Bei bösartigen Tumoren wird unter Opferung von gesundem Gewebe eine Radikaloperation vorgenommen. Dabei wird das Tumorgewebe unter Einhaltung eines ausreichenden Sicherheitsabstandes zusammen mit dem angrenzenden gesunden Gewebe entfernt, wobei in der Regel ein größerer Weichteil- und/oder Knochendefekt entsteht.

Bei Befall der regionären Lymphknoten müssen diese durch eine so genannte neck dissection ausgeräumt werden.

Die neck dissection ist eine Routineoperation, die indiziert ist, wenn bei nachgewiesenem Karzinom auch vergrößerte regionäre Lymphknoten vorhanden sind.

Bei negativem Lymphknotenbefund wird bei T1-Tumoren keine neck dissection vorgenommen. Bei T2-Tumoren sind die Meinungen geteilt.
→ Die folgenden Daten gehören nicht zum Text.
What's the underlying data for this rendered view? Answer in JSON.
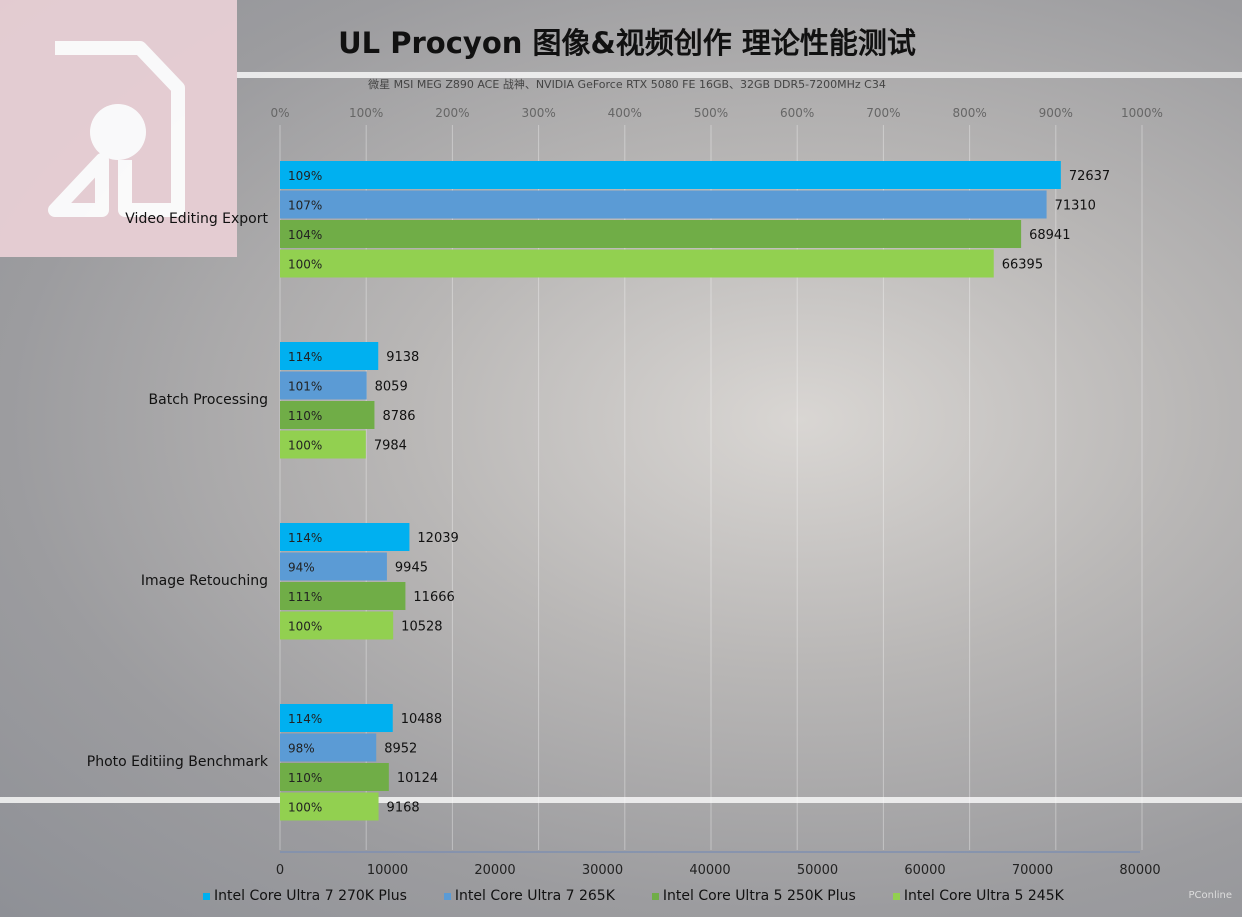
{
  "title": "UL Procyon  图像&视频创作 理论性能测试",
  "subtitle": "微星 MSI MEG Z890 ACE 战神、NVIDIA GeForce RTX 5080 FE 16GB、32GB DDR5-7200MHz C34",
  "watermark": "PConline",
  "colors": [
    "#00b0f0",
    "#5b9bd5",
    "#70ad47",
    "#92d050"
  ],
  "chart_data": {
    "type": "bar",
    "orientation": "horizontal",
    "title": "UL Procyon  图像&视频创作 理论性能测试",
    "categories": [
      "Video Editing Export",
      "Batch Processing",
      "Image Retouching",
      "Photo Editiing Benchmark"
    ],
    "series": [
      {
        "name": "Intel Core Ultra 7 270K Plus",
        "values": [
          72637,
          9138,
          12039,
          10488
        ],
        "percent_labels": [
          "109%",
          "114%",
          "114%",
          "114%"
        ]
      },
      {
        "name": "Intel Core Ultra 7 265K",
        "values": [
          71310,
          8059,
          9945,
          8952
        ],
        "percent_labels": [
          "107%",
          "101%",
          "94%",
          "98%"
        ]
      },
      {
        "name": "Intel Core Ultra 5 250K Plus",
        "values": [
          68941,
          8786,
          11666,
          10124
        ],
        "percent_labels": [
          "104%",
          "110%",
          "111%",
          "110%"
        ]
      },
      {
        "name": "Intel Core Ultra 5 245K",
        "values": [
          66395,
          7984,
          10528,
          9168
        ],
        "percent_labels": [
          "100%",
          "100%",
          "100%",
          "100%"
        ]
      }
    ],
    "xlim": [
      0,
      80000
    ],
    "xticks": [
      "0",
      "10000",
      "20000",
      "30000",
      "40000",
      "50000",
      "60000",
      "70000",
      "80000"
    ],
    "x2lim": [
      0,
      1000
    ],
    "x2ticks": [
      "0%",
      "100%",
      "200%",
      "300%",
      "400%",
      "500%",
      "600%",
      "700%",
      "800%",
      "900%",
      "1000%"
    ],
    "legend": "bottom",
    "grid": true
  }
}
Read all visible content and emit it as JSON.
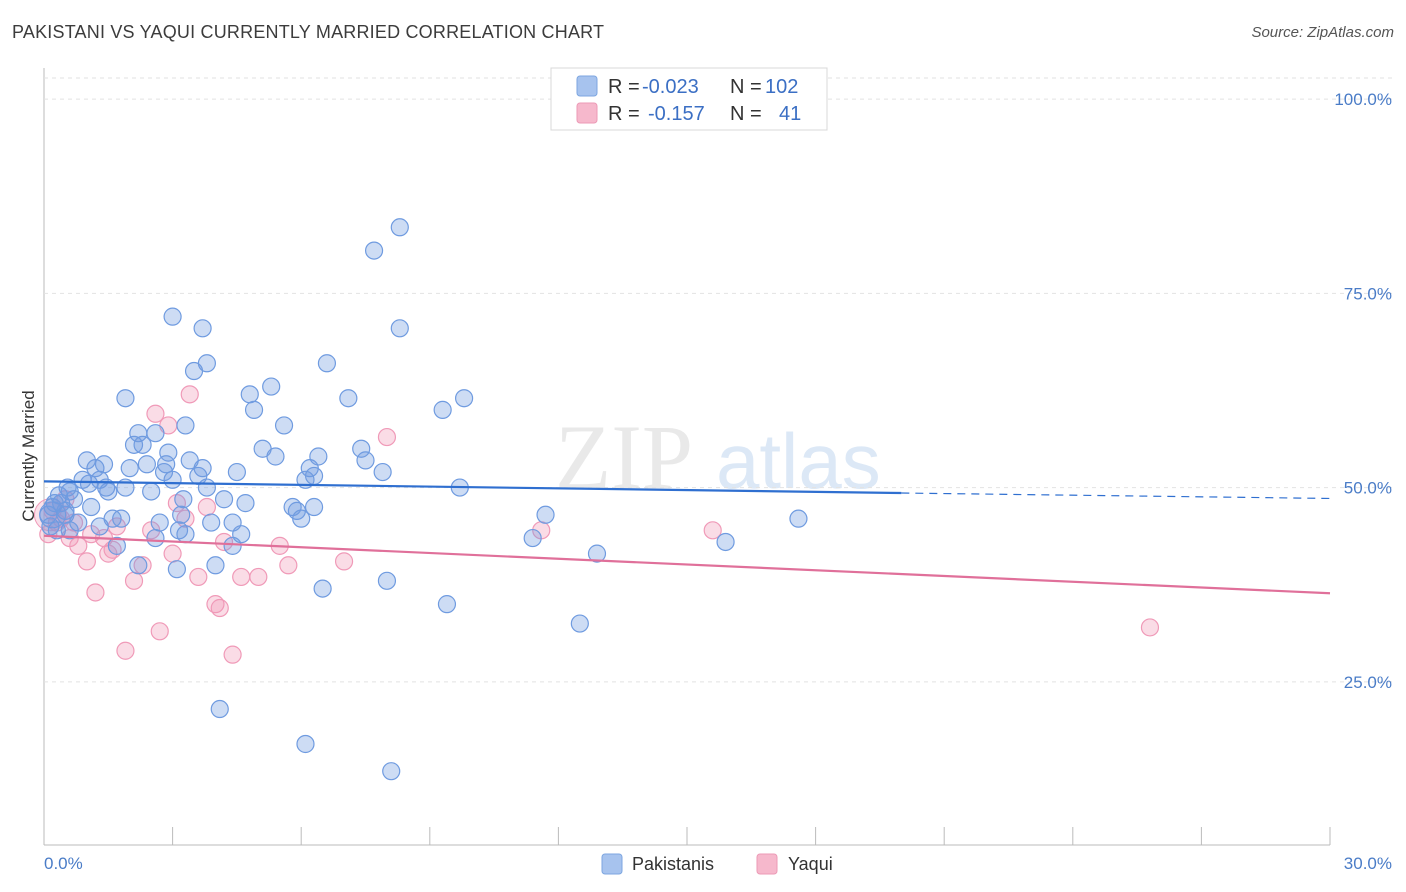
{
  "header": {
    "title": "PAKISTANI VS YAQUI CURRENTLY MARRIED CORRELATION CHART",
    "source": "Source: ZipAtlas.com"
  },
  "watermark": {
    "part1": "ZIP",
    "part2": "atlas"
  },
  "legend": {
    "rows": [
      {
        "r_label": "R =",
        "r_value": "-0.023",
        "n_label": "N =",
        "n_value": "102",
        "color": "#a7c3ee"
      },
      {
        "r_label": "R =",
        "r_value": "-0.157",
        "n_label": "N =",
        "n_value": "41",
        "color": "#f6b8cc"
      }
    ]
  },
  "bottom_legend": {
    "series1": "Pakistanis",
    "series2": "Yaqui"
  },
  "chart_data": {
    "type": "scatter",
    "title": "PAKISTANI VS YAQUI CURRENTLY MARRIED CORRELATION CHART",
    "xlabel": "",
    "ylabel": "Currently Married",
    "xlim": [
      0,
      30
    ],
    "ylim": [
      4,
      104
    ],
    "x_tick_labels": [
      "0.0%",
      "30.0%"
    ],
    "y_ticks": [
      25,
      50,
      75,
      100
    ],
    "y_tick_labels": [
      "25.0%",
      "50.0%",
      "75.0%",
      "100.0%"
    ],
    "grid": true,
    "colors": {
      "pakistanis": "#6f9be0",
      "yaqui": "#f09ab8",
      "pakistanis_line": "#2f6fd0",
      "yaqui_line": "#e0709a"
    },
    "series": [
      {
        "name": "Pakistanis",
        "trend": {
          "x0": 0,
          "y0": 50.8,
          "x1": 20.0,
          "y1": 49.3,
          "dash_to_x": 30,
          "dash_to_y": 48.6
        },
        "points": [
          [
            0.1,
            46.5
          ],
          [
            0.15,
            45.0
          ],
          [
            0.2,
            47.5
          ],
          [
            0.3,
            44.5
          ],
          [
            0.35,
            49.0
          ],
          [
            0.4,
            48.0
          ],
          [
            0.5,
            47.0
          ],
          [
            0.55,
            50.0
          ],
          [
            0.6,
            49.5
          ],
          [
            0.7,
            48.5
          ],
          [
            0.8,
            45.5
          ],
          [
            0.9,
            51.0
          ],
          [
            1.0,
            53.5
          ],
          [
            1.05,
            50.5
          ],
          [
            1.1,
            47.5
          ],
          [
            1.2,
            52.5
          ],
          [
            1.3,
            51.0
          ],
          [
            1.4,
            53.0
          ],
          [
            1.45,
            50.0
          ],
          [
            1.5,
            49.5
          ],
          [
            1.6,
            46.0
          ],
          [
            1.7,
            42.5
          ],
          [
            1.8,
            46.0
          ],
          [
            1.9,
            50.0
          ],
          [
            2.0,
            52.5
          ],
          [
            2.1,
            55.5
          ],
          [
            2.2,
            57.0
          ],
          [
            2.3,
            55.5
          ],
          [
            2.4,
            53.0
          ],
          [
            2.5,
            49.5
          ],
          [
            2.6,
            43.5
          ],
          [
            2.7,
            45.5
          ],
          [
            2.8,
            52.0
          ],
          [
            2.9,
            54.5
          ],
          [
            3.0,
            51.0
          ],
          [
            3.1,
            39.5
          ],
          [
            3.2,
            46.5
          ],
          [
            3.25,
            48.5
          ],
          [
            3.3,
            44.0
          ],
          [
            3.4,
            53.5
          ],
          [
            1.9,
            61.5
          ],
          [
            2.6,
            57.0
          ],
          [
            3.0,
            72.0
          ],
          [
            3.3,
            58.0
          ],
          [
            3.5,
            65.0
          ],
          [
            3.7,
            70.5
          ],
          [
            3.8,
            66.0
          ],
          [
            3.6,
            51.5
          ],
          [
            3.7,
            52.5
          ],
          [
            3.8,
            50.0
          ],
          [
            3.9,
            45.5
          ],
          [
            4.0,
            40.0
          ],
          [
            4.2,
            48.5
          ],
          [
            4.4,
            42.5
          ],
          [
            4.4,
            45.5
          ],
          [
            4.5,
            52.0
          ],
          [
            4.6,
            44.0
          ],
          [
            4.7,
            48.0
          ],
          [
            4.8,
            62.0
          ],
          [
            4.9,
            60.0
          ],
          [
            5.1,
            55.0
          ],
          [
            5.3,
            63.0
          ],
          [
            5.4,
            54.0
          ],
          [
            5.6,
            58.0
          ],
          [
            5.8,
            47.5
          ],
          [
            6.0,
            46.0
          ],
          [
            6.1,
            51.0
          ],
          [
            6.2,
            52.5
          ],
          [
            6.3,
            47.5
          ],
          [
            6.4,
            54.0
          ],
          [
            6.5,
            37.0
          ],
          [
            6.6,
            66.0
          ],
          [
            7.1,
            61.5
          ],
          [
            7.4,
            55.0
          ],
          [
            7.5,
            53.5
          ],
          [
            7.9,
            52.0
          ],
          [
            8.0,
            38.0
          ],
          [
            7.7,
            80.5
          ],
          [
            8.3,
            83.5
          ],
          [
            8.3,
            70.5
          ],
          [
            9.3,
            60.0
          ],
          [
            9.4,
            35.0
          ],
          [
            9.7,
            50.0
          ],
          [
            9.8,
            61.5
          ],
          [
            11.4,
            43.5
          ],
          [
            11.7,
            46.5
          ],
          [
            12.5,
            32.5
          ],
          [
            12.9,
            41.5
          ],
          [
            15.9,
            43.0
          ],
          [
            17.6,
            46.0
          ],
          [
            4.1,
            21.5
          ],
          [
            6.1,
            17.0
          ],
          [
            8.1,
            13.5
          ],
          [
            0.5,
            46.5
          ],
          [
            0.25,
            48.0
          ],
          [
            0.6,
            44.5
          ],
          [
            1.3,
            45.0
          ],
          [
            2.2,
            40.0
          ],
          [
            2.85,
            53.0
          ],
          [
            3.15,
            44.5
          ],
          [
            5.9,
            47.0
          ],
          [
            6.3,
            51.5
          ]
        ]
      },
      {
        "name": "Yaqui",
        "trend": {
          "x0": 0,
          "y0": 43.8,
          "x1": 30,
          "y1": 36.4
        },
        "points": [
          [
            0.1,
            44.0
          ],
          [
            0.2,
            47.0
          ],
          [
            0.3,
            45.5
          ],
          [
            0.4,
            46.0
          ],
          [
            0.5,
            48.5
          ],
          [
            0.6,
            43.5
          ],
          [
            0.7,
            45.5
          ],
          [
            0.8,
            42.5
          ],
          [
            1.0,
            40.5
          ],
          [
            1.1,
            44.0
          ],
          [
            1.2,
            36.5
          ],
          [
            1.4,
            43.5
          ],
          [
            1.5,
            41.5
          ],
          [
            1.6,
            42.0
          ],
          [
            1.7,
            45.0
          ],
          [
            1.9,
            29.0
          ],
          [
            2.1,
            38.0
          ],
          [
            2.3,
            40.0
          ],
          [
            2.5,
            44.5
          ],
          [
            2.6,
            59.5
          ],
          [
            2.7,
            31.5
          ],
          [
            2.9,
            58.0
          ],
          [
            3.0,
            41.5
          ],
          [
            3.1,
            48.0
          ],
          [
            3.3,
            46.0
          ],
          [
            3.4,
            62.0
          ],
          [
            3.6,
            38.5
          ],
          [
            3.8,
            47.5
          ],
          [
            4.0,
            35.0
          ],
          [
            4.1,
            34.5
          ],
          [
            4.2,
            43.0
          ],
          [
            4.4,
            28.5
          ],
          [
            4.6,
            38.5
          ],
          [
            5.0,
            38.5
          ],
          [
            5.5,
            42.5
          ],
          [
            5.7,
            40.0
          ],
          [
            7.0,
            40.5
          ],
          [
            8.0,
            56.5
          ],
          [
            11.6,
            44.5
          ],
          [
            15.6,
            44.5
          ],
          [
            25.8,
            32.0
          ]
        ]
      }
    ]
  }
}
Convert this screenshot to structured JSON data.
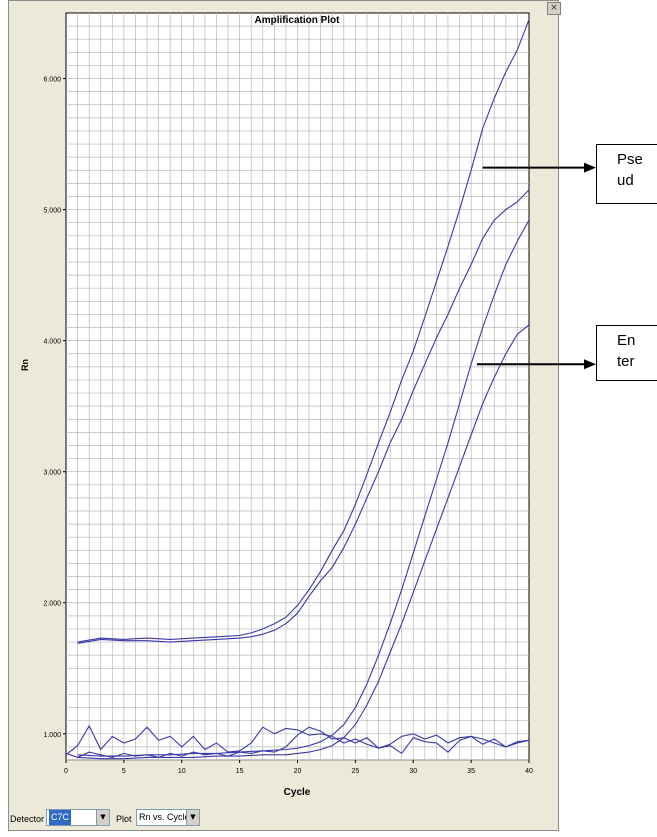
{
  "window": {
    "close_glyph": "×"
  },
  "chart_data": {
    "type": "line",
    "title": "Amplification Plot",
    "xlabel": "Cycle",
    "ylabel": "Rn",
    "xlim": [
      0,
      40
    ],
    "ylim": [
      0.8,
      6.5
    ],
    "grid": true,
    "x_ticks": [
      0,
      5,
      10,
      15,
      20,
      25,
      30,
      35,
      40
    ],
    "y_ticks": [
      1.0,
      2.0,
      3.0,
      4.0,
      5.0,
      6.0
    ],
    "y_tick_labels": [
      "1.000",
      "2.000",
      "3.000",
      "4.000",
      "5.000",
      "6.000"
    ],
    "line_color": "#3a38a8",
    "series": [
      {
        "x": [
          1,
          3,
          5,
          7,
          9,
          11,
          13,
          15,
          16,
          17,
          18,
          19,
          20,
          21,
          22,
          23,
          24,
          25,
          26,
          27,
          28,
          29,
          30,
          31,
          32,
          33,
          34,
          35,
          36,
          37,
          38,
          39,
          40
        ],
        "y": [
          1.7,
          1.73,
          1.72,
          1.73,
          1.72,
          1.73,
          1.74,
          1.75,
          1.77,
          1.8,
          1.84,
          1.89,
          1.98,
          2.1,
          2.24,
          2.4,
          2.55,
          2.75,
          2.98,
          3.22,
          3.45,
          3.7,
          3.92,
          4.18,
          4.45,
          4.72,
          5.0,
          5.3,
          5.62,
          5.85,
          6.05,
          6.22,
          6.45
        ]
      },
      {
        "x": [
          1,
          3,
          5,
          7,
          9,
          11,
          13,
          15,
          16,
          17,
          18,
          19,
          20,
          21,
          22,
          23,
          24,
          25,
          26,
          27,
          28,
          29,
          30,
          31,
          32,
          33,
          34,
          35,
          36,
          37,
          38,
          39,
          40
        ],
        "y": [
          1.69,
          1.72,
          1.71,
          1.71,
          1.7,
          1.71,
          1.72,
          1.73,
          1.74,
          1.76,
          1.79,
          1.84,
          1.92,
          2.05,
          2.17,
          2.27,
          2.42,
          2.6,
          2.8,
          3.0,
          3.22,
          3.4,
          3.62,
          3.82,
          4.02,
          4.2,
          4.4,
          4.58,
          4.78,
          4.92,
          5.0,
          5.06,
          5.15
        ]
      },
      {
        "x": [
          1,
          3,
          5,
          7,
          9,
          11,
          13,
          15,
          17,
          19,
          20,
          21,
          22,
          23,
          24,
          25,
          26,
          27,
          28,
          29,
          30,
          31,
          32,
          33,
          34,
          35,
          36,
          37,
          38,
          39,
          40
        ],
        "y": [
          0.84,
          0.83,
          0.83,
          0.84,
          0.84,
          0.85,
          0.85,
          0.86,
          0.87,
          0.88,
          0.89,
          0.91,
          0.94,
          0.99,
          1.07,
          1.2,
          1.38,
          1.6,
          1.84,
          2.1,
          2.38,
          2.66,
          2.94,
          3.22,
          3.52,
          3.82,
          4.1,
          4.35,
          4.58,
          4.76,
          4.92
        ]
      },
      {
        "x": [
          1,
          3,
          5,
          7,
          9,
          11,
          13,
          15,
          17,
          19,
          20,
          21,
          22,
          23,
          24,
          25,
          26,
          27,
          28,
          29,
          30,
          31,
          32,
          33,
          34,
          35,
          36,
          37,
          38,
          39,
          40
        ],
        "y": [
          0.82,
          0.81,
          0.81,
          0.82,
          0.82,
          0.82,
          0.83,
          0.83,
          0.84,
          0.84,
          0.85,
          0.86,
          0.88,
          0.91,
          0.97,
          1.07,
          1.22,
          1.4,
          1.62,
          1.84,
          2.08,
          2.32,
          2.56,
          2.8,
          3.04,
          3.28,
          3.52,
          3.72,
          3.9,
          4.05,
          4.12
        ]
      },
      {
        "x": [
          0,
          1,
          2,
          3,
          4,
          5,
          6,
          7,
          8,
          9,
          10,
          11,
          12,
          13,
          14,
          15,
          16,
          17,
          18,
          19,
          20,
          21,
          22,
          23,
          24,
          25,
          26,
          27,
          28,
          29,
          30,
          31,
          32,
          33,
          34,
          35,
          36,
          37,
          38,
          39,
          40
        ],
        "y": [
          0.84,
          0.91,
          1.06,
          0.88,
          0.98,
          0.93,
          0.96,
          1.05,
          0.95,
          0.98,
          0.9,
          0.98,
          0.88,
          0.93,
          0.86,
          0.87,
          0.93,
          1.05,
          1.0,
          1.04,
          1.03,
          0.99,
          1.0,
          0.98,
          0.93,
          0.96,
          0.92,
          0.89,
          0.92,
          0.98,
          1.0,
          0.96,
          0.99,
          0.93,
          0.97,
          0.98,
          0.96,
          0.93,
          0.9,
          0.94,
          0.95
        ]
      },
      {
        "x": [
          0,
          1,
          2,
          3,
          4,
          5,
          6,
          7,
          8,
          9,
          10,
          11,
          12,
          13,
          14,
          15,
          16,
          17,
          18,
          19,
          20,
          21,
          22,
          23,
          24,
          25,
          26,
          27,
          28,
          29,
          30,
          31,
          32,
          33,
          34,
          35,
          36,
          37,
          38,
          39,
          40
        ],
        "y": [
          0.85,
          0.82,
          0.86,
          0.84,
          0.82,
          0.85,
          0.83,
          0.84,
          0.82,
          0.85,
          0.83,
          0.86,
          0.84,
          0.85,
          0.83,
          0.86,
          0.85,
          0.87,
          0.86,
          0.9,
          0.99,
          1.05,
          1.02,
          0.96,
          0.97,
          0.93,
          0.97,
          0.89,
          0.91,
          0.85,
          0.97,
          0.94,
          0.93,
          0.86,
          0.95,
          0.98,
          0.92,
          0.96,
          0.9,
          0.93,
          0.95
        ]
      }
    ],
    "annotations": [
      {
        "text": "Pse\nud",
        "arrow_from": [
          36,
          5.32
        ]
      },
      {
        "text": "En\nter",
        "arrow_from": [
          35.5,
          3.82
        ]
      }
    ]
  },
  "toolbar": {
    "detector_label": "Detector",
    "detector_value": "C7C",
    "plot_label": "Plot",
    "plot_value": "Rn vs. Cycle",
    "dropdown_glyph": "▼"
  }
}
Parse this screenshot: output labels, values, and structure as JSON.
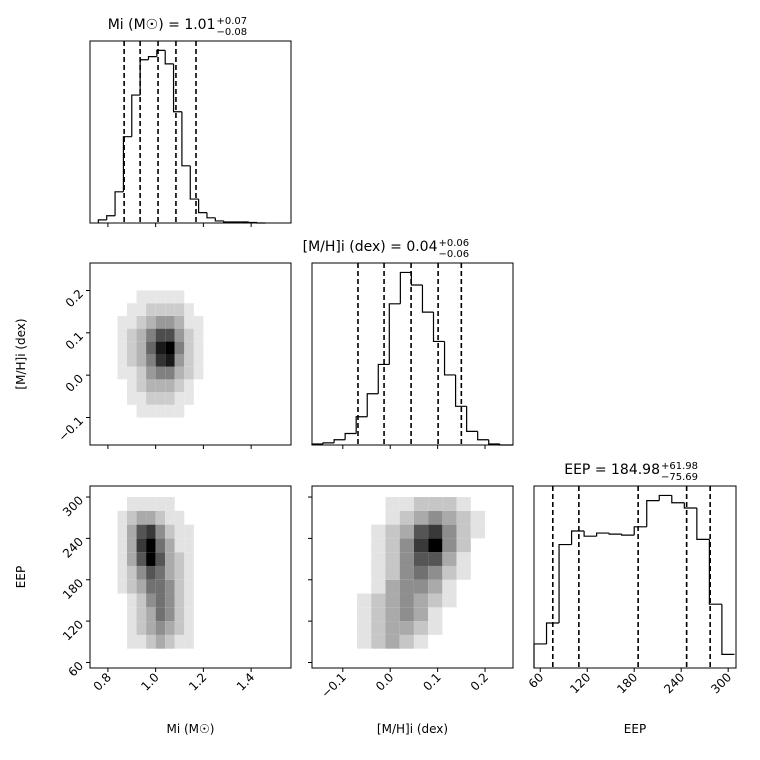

T3- und T4-Tumoren erfordern auch ohne einen positiven Lymphknotenbefund eine neck dissection.

Bei der neck dissection werden die folgenden Regionen ausgeräumt:

  • Supraklavikulargrube (Fossa supraklavicularis),
  • Seitliches Halsdreieck (Trigonum colli laterale),
  • Untere Sternokleidomastoideus-Region (Regio sternocleidomastoidea),
  • Karotisdreieck (Trigonum caroticum),
  • Submandibularloge,
  • Submentalloge.

Zusätzlich werden die folgenden Strukturen entfernt:

  • Muskulatur: Platysma, M. sternocleidomastoideus.
  • Faszien: Oberflächliche, mittlere und tiefe Halsfaszie.
  • Nerven: Ramus descendens N. hypoglossus, N. accessorius.
  • Hautäste des Plexus cervicalis.
  • Drüsen: Submandibulardrüse, unterer Parotispol.
  • Gefäße: V. jugularis interna, V. jugularis superficialis ventralis und dorsalis

Modifikationen der neck dissection mit reduzierter Radikalität werden unter besonderen Umständen vorgenommen:

  • Erhaltung der V. jugularis interna.
  • Erhaltung des N. accessorius oder Ersatz durch Nerventransplantation.
  • Funktionelle neck dissection: Entfernung des Lymphknoten-Fett-Gewebes unter Erhaltung der Muskeln, Nerven, Drüsen und der V. jugularis interna.
  • Suprahyoidale Ausräumung: Es werden lediglich Submandibularloge und Submentalloge und oberes Karotisdreieck ausgeräumt.
  • Isolierte submandibuläre und submentale Ausräumung

Rezidivoperationen

Tritt nach einer Radikaloperation ein Rezidiv auf, so kann – wenn noch eine Heilungschance besteht – eine Nachresektion vorgenommen werden.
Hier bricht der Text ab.